Witzel pediu, ainda, que a população fluminense fique em casa, apesar das orientações do presidente. “Pronunciamento não tem validade jurídica, pronunciamento é discurso político. Só depois que vira instrumento normativo é que todos os brasileiros precisam cumprir”, afirmou, ressaltando que comerciantes que insistirem em manter as portas abertas no Rio de Janeiro podem responder civil e criminalmente.

Prefeitos seguem governadores e também criticam postura do presidente

Em nota, a Frente Nacional dos Prefeitos (FNP) repudiou as declarações de Bolsonaro em seu pronunciamento. A entidade reúne prefeitos de 406 municípios brasileiros, inclusive das capitais. Na nota, os prefeitos questionam se o ministro da Saúde, Luiz Henrique Mandetta, corrobora a fala de Bolsonaro. “As declarações presidenciais colocam prefeitos e governadores como tomadores de “decisões exageradas”. Esse questionamento é fundamental para esclarecer como devem ser os próximos encaminhamentos diante dessa crise”, diz a FNP.

“Não contar com essa liderança e, pior, contar com uma postura irresponsável, alicerçada em convicções sem embasamento científico, que semeiam a discórdia e até mesmo a convulsão social, compromete as relações federativas”, dizem os prefeitos. A entidade também destaca que as declarações de Bolsonaro “indicam um caminho perigoso de ruptura federativa”.

Em transmissão ao vivo no Facebook, o prefeito de Curitiba, Rafael Greca (DEM), reforçou o apelo para que a população da cidade siga em isolamento para conter a propagação do coronavírus.
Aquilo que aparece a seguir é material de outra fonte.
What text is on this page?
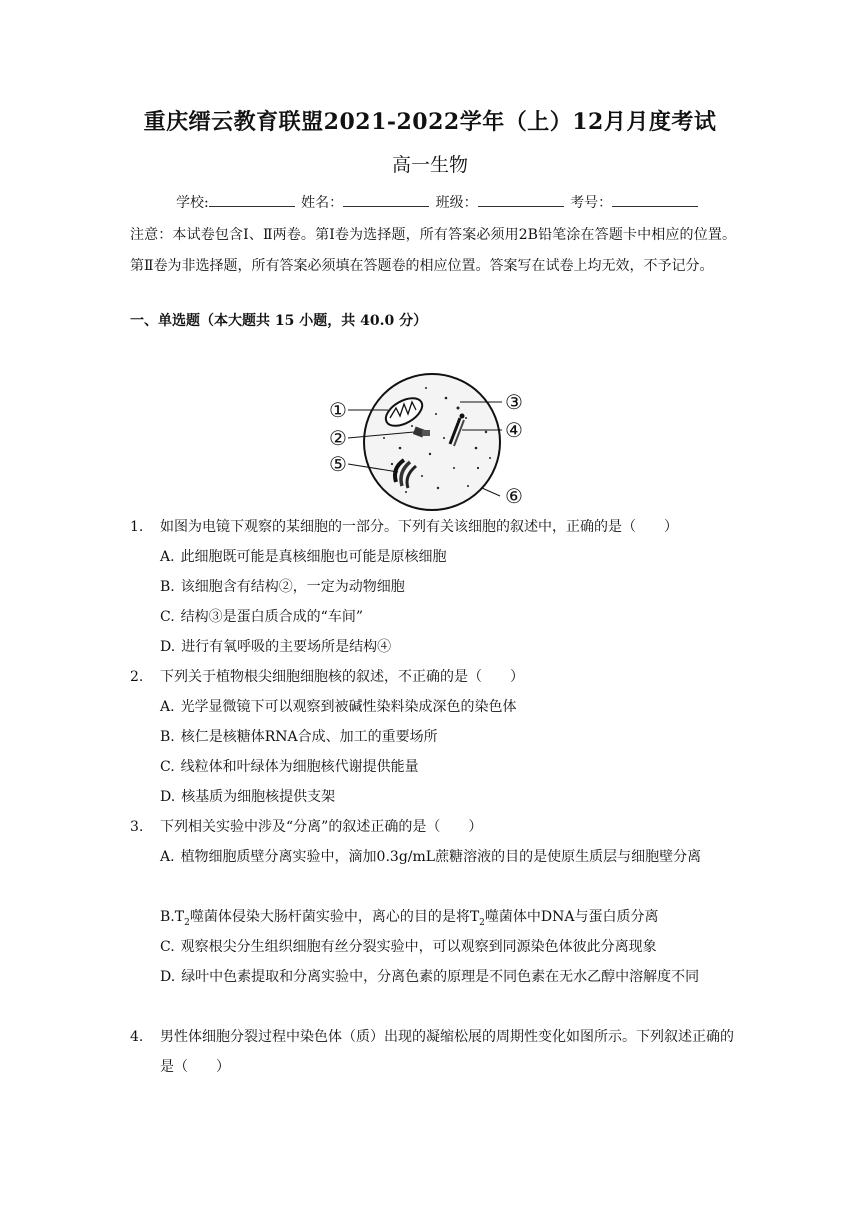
重庆缙云教育联盟2021-2022学年（上）12月月度考试
高一生物
学校:	姓名：	班级：	考号：
注意：本试卷包含Ⅰ、Ⅱ两卷。第Ⅰ卷为选择题，所有答案必须用2B铅笔涂在答题卡中相应的位置。第Ⅱ卷为非选择题，所有答案必须填在答题卷的相应位置。答案写在试卷上均无效，不予记分。
一、单选题（本大题共 15 小题，共 40.0 分）
①
②
⑤
③
④
⑥
1. 如图为电镜下观察的某细胞的一部分。下列有关该细胞的叙述中，正确的是（　　）
A. 此细胞既可能是真核细胞也可能是原核细胞
B. 该细胞含有结构②，一定为动物细胞
C. 结构③是蛋白质合成的“车间”
D. 进行有氧呼吸的主要场所是结构④
2. 下列关于植物根尖细胞细胞核的叙述，不正确的是（　　）
A. 光学显微镜下可以观察到被碱性染料染成深色的染色体
B. 核仁是核糖体RNA合成、加工的重要场所
C. 线粒体和叶绿体为细胞核代谢提供能量
D. 核基质为细胞核提供支架
3. 下列相关实验中涉及“分离”的叙述正确的是（　　）
A. 植物细胞质壁分离实验中，滴加0.3g/mL蔗糖溶液的目的是使原生质层与细胞壁分离
$B.T_2$噬菌体侵染大肠杆菌实验中，离心的目的是将$T_2$噬菌体中DNA与蛋白质分离
C. 观察根尖分生组织细胞有丝分裂实验中，可以观察到同源染色体彼此分离现象
D. 绿叶中色素提取和分离实验中，分离色素的原理是不同色素在无水乙醇中溶解度不同
4. 男性体细胞分裂过程中染色体（质）出现的凝缩松展的周期性变化如图所示。下列叙述正确的是（　　）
Sem mencionar o pronunciamento do presidente, Greca disse que não iria politizar o tema e transformar a crise em palanque.

“Vamos seguir a recomendação da Organização Mundial da Saúde. Por amor a Curitiba, pelo bem dos curitibinhas, nós continuamos em casa”, disse o prefeito. “Não quer dizer que os serviços essenciais não vão funcionar, que os pais de família da construção civil não devam trabalhar, assim como enfermeiras, guardas, policiais, trabalhadores do transporte”, acrescentou.

Já o prefeito do Rio de Janeiro, Marcelo Crivella (PRB), defendeu o isolamento, mas agradeceu a “mensagem de otimismo” transmitida pelo presidente, segundo ele, em seu pronunciamento.

"É fundamental, incontornável e irremediável mantermos medidas de afastamento social nos próximos 15 dias", disse Crivella. "O que entendemos do pronunciamento do presidente é que é preciso enxergar a luz no fim do túnel e mostrar às pessoas que o sacrifício de agora (distanciamento social) vai dar frutos", disse Crivella sobre o pronunciamento do presidente.